Thursday, February 26, 2015

Teen Angst

I think about posting to this blog often, but as you can tell by how rarely I post it doesn't exactly lead to me sitting down and doing so.  Stealing time is a challenge, but equally limiting my post rate is my uncertainty about what to post.  I don't want to be negative, but I'm not a mindless cheerleader and my inclination is to share it all, the good, the bad, and the ugly.  Trouble is, where's the boundary?  I haven't exactly sorted that out yet, but I'm going to post and write what feels appropriate and see where it leads!

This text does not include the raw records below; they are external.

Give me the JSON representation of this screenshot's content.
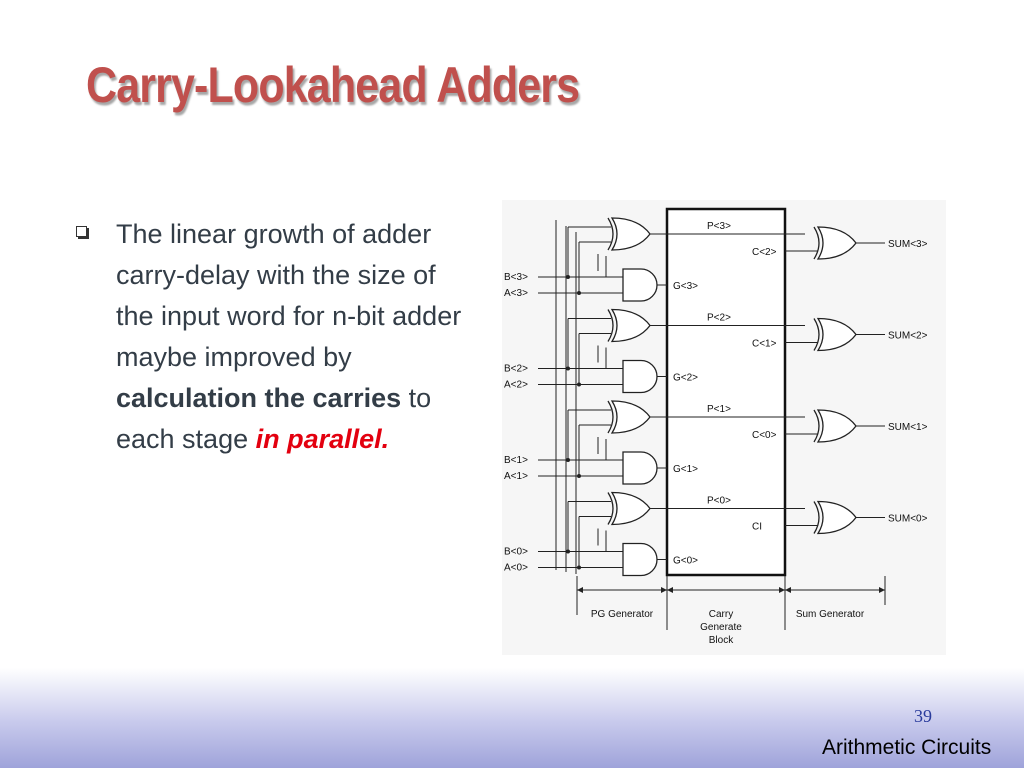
{
  "slide": {
    "title": "Carry-Lookahead Adders",
    "page_number": "39",
    "footer": "Arithmetic Circuits"
  },
  "bullet": {
    "text_plain": "The linear growth of adder carry-delay with the size of the input word for n-bit adder maybe improved by ",
    "text_bold": "calculation the carries",
    "text_after": " to each stage ",
    "text_emph": "in parallel."
  },
  "diagram": {
    "inputs": [
      {
        "b": "B<3>",
        "a": "A<3>"
      },
      {
        "b": "B<2>",
        "a": "A<2>"
      },
      {
        "b": "B<1>",
        "a": "A<1>"
      },
      {
        "b": "B<0>",
        "a": "A<0>"
      }
    ],
    "propagate": [
      "P<3>",
      "P<2>",
      "P<1>",
      "P<0>"
    ],
    "generate": [
      "G<3>",
      "G<2>",
      "G<1>",
      "G<0>"
    ],
    "carries": [
      "C<2>",
      "C<1>",
      "C<0>",
      "CI"
    ],
    "sums": [
      "SUM<3>",
      "SUM<2>",
      "SUM<1>",
      "SUM<0>"
    ],
    "section_labels": {
      "pg": "PG Generator",
      "carry": "Carry\nGenerate\nBlock",
      "sum": "Sum Generator"
    }
  }
}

It's been a challenging year.  Not only has my son reached the height of his father, six feet tall, he's also just as immersed in pubescent hormones as he was a year ago.  Frankly, it's wearing me down.  My older, neurotypical son was certainly a challenge, but he was much more sullen and silent in his angst, while my younger son is loud, overblown, and sometimes physical.  He's not abusive, but he can be explosive, and that triggers some things from my past that I thought I'd overcome.  I've built a life that doesn't involve violence so when I'm confronted with violent behavior, I'm also confronted with the knee jerk reaction it elicits in me.

My son argues about doing any kind of work pretty much every day, although occasionally he'll have wonderful, positive moments that give me hope for the future.  Right now his immediate response to just about everything is, "It's too hard!", "I can't get it!", or "I'm never going to get this!", and it doesn't seem like any response on anyone's part will break him out of his spiral around the drain of self pity and negativity.  We have a great family counselor and he works with my son weekly, which I really appreciate, but I find myself running low on resources a fair amount of the time.  I wonder if part of it isn't the unusually snowy winter leaving us housebound more often than we're used to.  I love snow, don't get me wrong, but I very much prefer it when living in a state that's equipped to deal with it.

On a positive note, my son seems to have found his sea legs as far as the homeschool group he attends that's mostly teen girls (there's only one other boy and he's a couple of years younger and has a sister).  I also switched up one of our days so that we're doing field trips almost weekly and that seems to bring some much needed positivity to homeschooling.  This week we went the Science Museum in Richmond and we were there until they closed!  My son also mentioned going back twice on the way home, which was a wonderful surprise.  He was engaged in and excited by all of the hands-on exhibits, and he even enjoyed the movie, Violent Universe.  He's really into astronomy so I've contacted the Astronomy department at the University of Virginia about the group mentioned above going to the McCormick Observatory on a field trip.  We'll probably do that in a couple of weeks and he's so excited about it.  I'm always thrilled to find something that leads to him smiling and showing enthusiasm!

Math continues to be a struggle, to the point that my husband considered changing programs again, but after talking about it at length I think he's going to stick with Thinkwell.  I don't think it's the program causing the problem, I think my son will resist any program and find flaws no matter how the information is presented.  I find myself wondering if he needs tough love or an immersion into nothing but things that are big challenges for him, but right now we're staying the course and insisting that he complete a page of copywork a day and otherwise letting him do his own scheduling.

We're going to start reading a book about executive function for teens and I hope to gain a lot of insight into coping mechanisms for him.  Reading the introduction, I found it hard to believe my son's picture wasn't on the cover!

How do you engage your child with ASD?  It's a constant challenge for us, overcoming his pessimism and negativity.